Now that our boys are approaching school age, a question has arisen in our home – should we have a third child? And I must be honest, it is one of the most intense debates I’ve ever engaged in and I’m talking about my own internal debate on the matter.
For myself and many others that I’ve spoken to, the question is not about whether we can love and nurture a child. The answer to that is an emphatic yes. There is more than enough love in our hearts. The question seems to be: is there enough room in our wallet and time in our days to welcome another child into our home?
It also concerns how an additional child would impact our ability to provide for and support our older kids. Would our time be so divided that we wouldn’t be able to give them the attention they deserve and have come to expect? Or would the joy and excitement of a new sibling simply bond them closer together as a trio?
I have had innumerable discussions about this topic and here are all the ways we have tried to come to a consensus, maybe it will help you, too:
Part 1
Make a Weighted Pro/Con List
Whenever we face a dilemma, my wife and I try to solve it with a typical pro/con list. However, this case needs some unique attention. The decision to have a third child is a largely emotional one – not one that can easily be dissected in list form. This isn’t a decision on whether to buy a minivan or an SUV. It’s a decision of the heart, in many ways, so it requires a different approach. For instance, truly ask yourself and your spouse if you have the emotional strength to give the time and attention to another child. If not, you might have a challenging decision to make.
Manage as Much You Can
There’s no way to prepare for every situation and trouble that could arise, and sometimes, the only way to solve a problem is by going through it, no matter how painful the ordeal is. But there are questions that you can resolve ahead of time and consider – how much will each of you work? How will you juggle a third child and still make it to activities for your other children? If housework is impossible now, how will you tag team to keep a clean home when there’s another child in your midst who needs care? These are not deal-breaker questions, but they are things that you might consider before making such a big decision.

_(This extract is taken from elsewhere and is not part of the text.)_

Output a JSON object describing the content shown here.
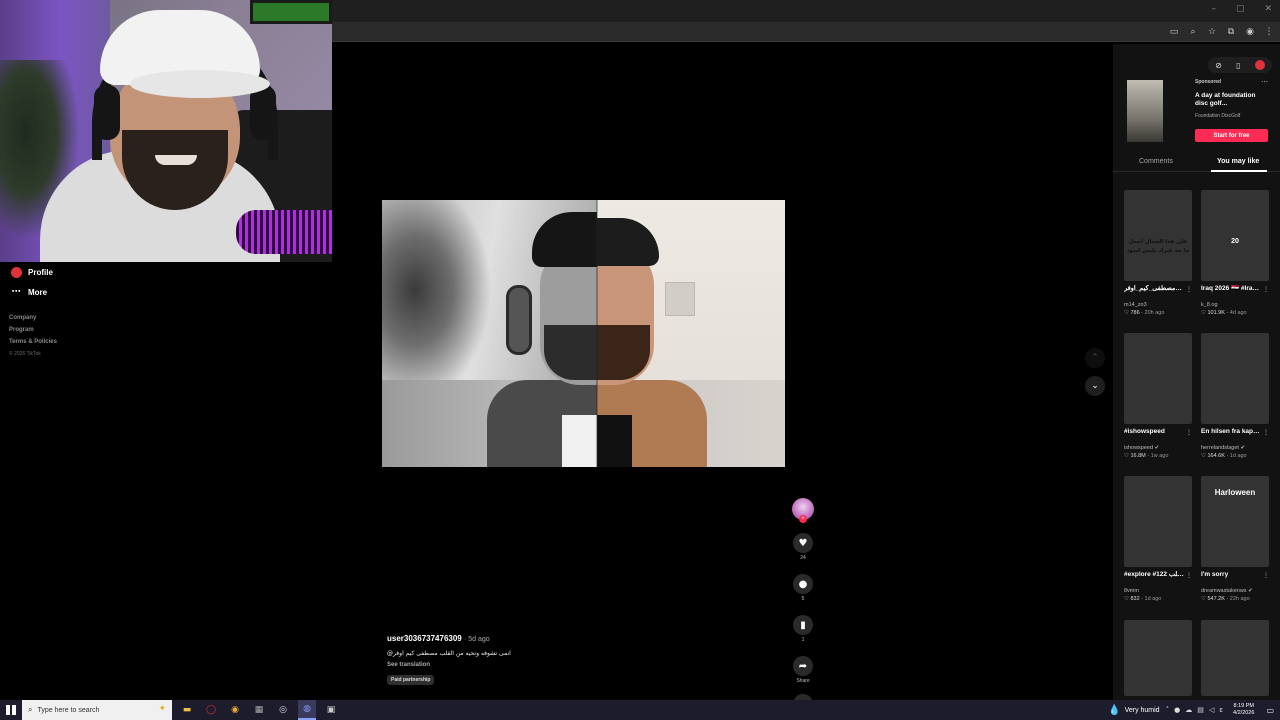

Consider Your Lack of Time
If you think the time for yourself and with your spouse is limited now, imagine if you add another child to your busy home. You and your spouse need to be honest with each other about how you will juggle the household and child-rearing responsibilities when there are more of you to juggle.
Ask for Help
If you do have a third child, you will need to rely on others – family and friends – more than ever to assist with emergency babysitting, errands, or picking up older children from school. You would have to identify those people ahead of time and try to work out a schedule, should anything arise.
Save Money
One of my biggest concerns about adding another being to our brood is how it would affect our already thin family budget. Many of you probably face similar concerns. Hospital bills, diapers, more food, another college fund, more doctor visits, and new clothes are just some of the items we’d have to build into our budget. The goal would be to save as much money as we can for a period of time before baby to cushion some of those costs. It would also be critical to set up an expected monthly budget prior to pregnancy to make sure you can handle it.
Prepare the Older Kids
Your existing children have grown accustomed to a certain way of living. They enjoy their comforts, whether it be their own room or their own time with mom and dad. A third child will change that to some degree in terms of time, resources, and responsibilities, and they need to know and understand what’s in store. It certainly isn’t their choice whether you will or won’t add another member to your family, but they should be aware of what’s about to happen and how it will affect them.
Switch From Man to Zone
For the last few years, my wife and I have been playing man-to-man defense. When one of our children acted up, one of us could deal with that problem while the other parent handled our other child. It works out well. If we bring a third child into our home, we will officially change our defense to zone, which means that one of us would be responsible for two children at once. I can only imagine how challenging that would be!